As developing nations continue to grow and investment dollars find their way overseas, international bond exchange traded funds (ETFs) may be the answer to portfolio diversification and risk minimization.
As ETFs continue to grow in popularity, they can offer investors exposure to international debt with relative ease. The reasons behind gaining exposure to international debt include spreading out the sensitivity of U.S. interest rate movements and playing currency exchange movements. However, Kyle Waller of Index Universe states that it is generally a better idea to use international bonds of developed nations rather than that of emerging nations.
It is equally important to consider the risks involved in dealing with international bond ETFs – in particular, the increase in default risk that is expected to be seen in some European nations (Know the risks of Bond ETFs). For this reason, it is important to completely understand what one’s investments hold.

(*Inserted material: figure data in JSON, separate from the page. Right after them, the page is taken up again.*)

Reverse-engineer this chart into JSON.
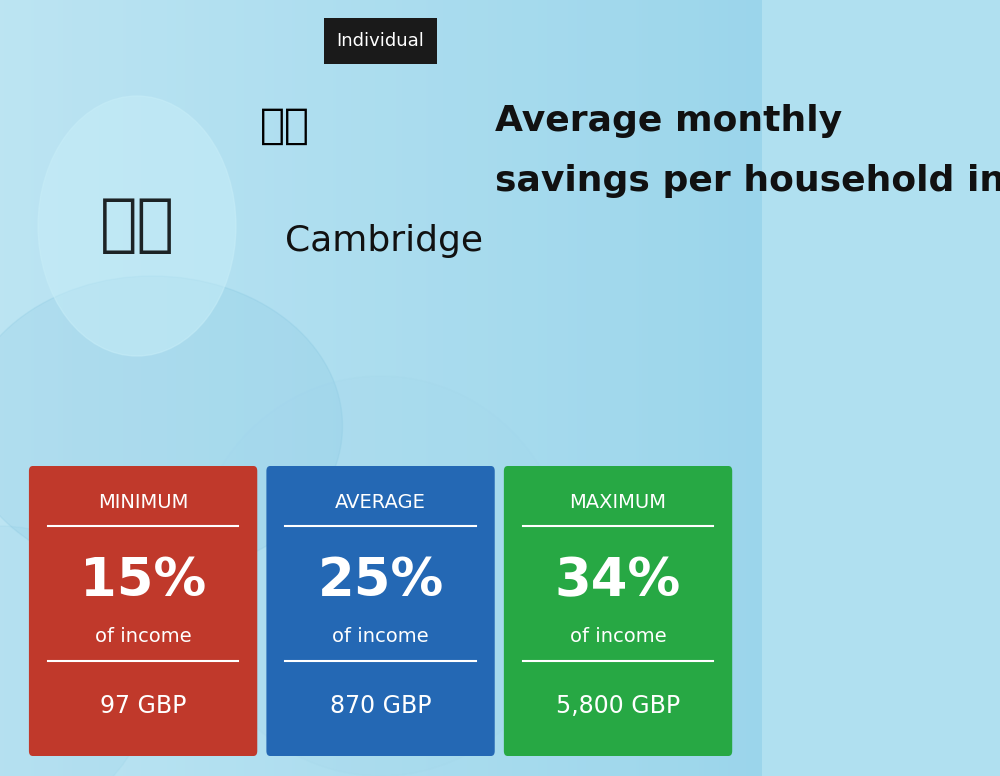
{
  "title_tag": "Individual",
  "title_line1": "Average monthly",
  "title_line2": "savings per household in",
  "title_line3": "Cambridge",
  "bg_color_top": "#a8d8ea",
  "bg_color": "#b0e0f0",
  "cards": [
    {
      "label": "MINIMUM",
      "percent": "15%",
      "sub": "of income",
      "amount": "97 GBP",
      "color": "#c0392b"
    },
    {
      "label": "AVERAGE",
      "percent": "25%",
      "sub": "of income",
      "amount": "870 GBP",
      "color": "#2468b4"
    },
    {
      "label": "MAXIMUM",
      "percent": "34%",
      "sub": "of income",
      "amount": "5,800 GBP",
      "color": "#27a844"
    }
  ],
  "tag_bg": "#1a1a1a",
  "tag_text": "Individual",
  "tag_text_color": "#ffffff",
  "card_text_color": "#ffffff",
  "title_bold_color": "#111111",
  "title_normal_color": "#333333"
}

A few international bonds to consider are:
- iShares S&P/Citi Intl Treasury Bond (IGOV), which carries an expense ratio of 0.35% . IGOV holds 44 different bonds with an average duration of 5.8 years and gives bond exposure to markets like Japan, the United Kingdom, France and Germany.
- iShares S&P/Citi 1-3 Yr Intl Treasury Bd (ISHG), which carries an expense ratio of 0.35 %. ISHG holds 26 bonds with an average duration of 1.67 years and gives exposure to markets like Japan, Belgium, Spain and Finland.
- SPDR Barclays Capital Intl Treasury Bond (BWX), which carries an expense ratio of 0.35%. BWX holds 82 different international bonds, is primarily focused on Japan, Germany and Italy and has an average duration of 6.1 years.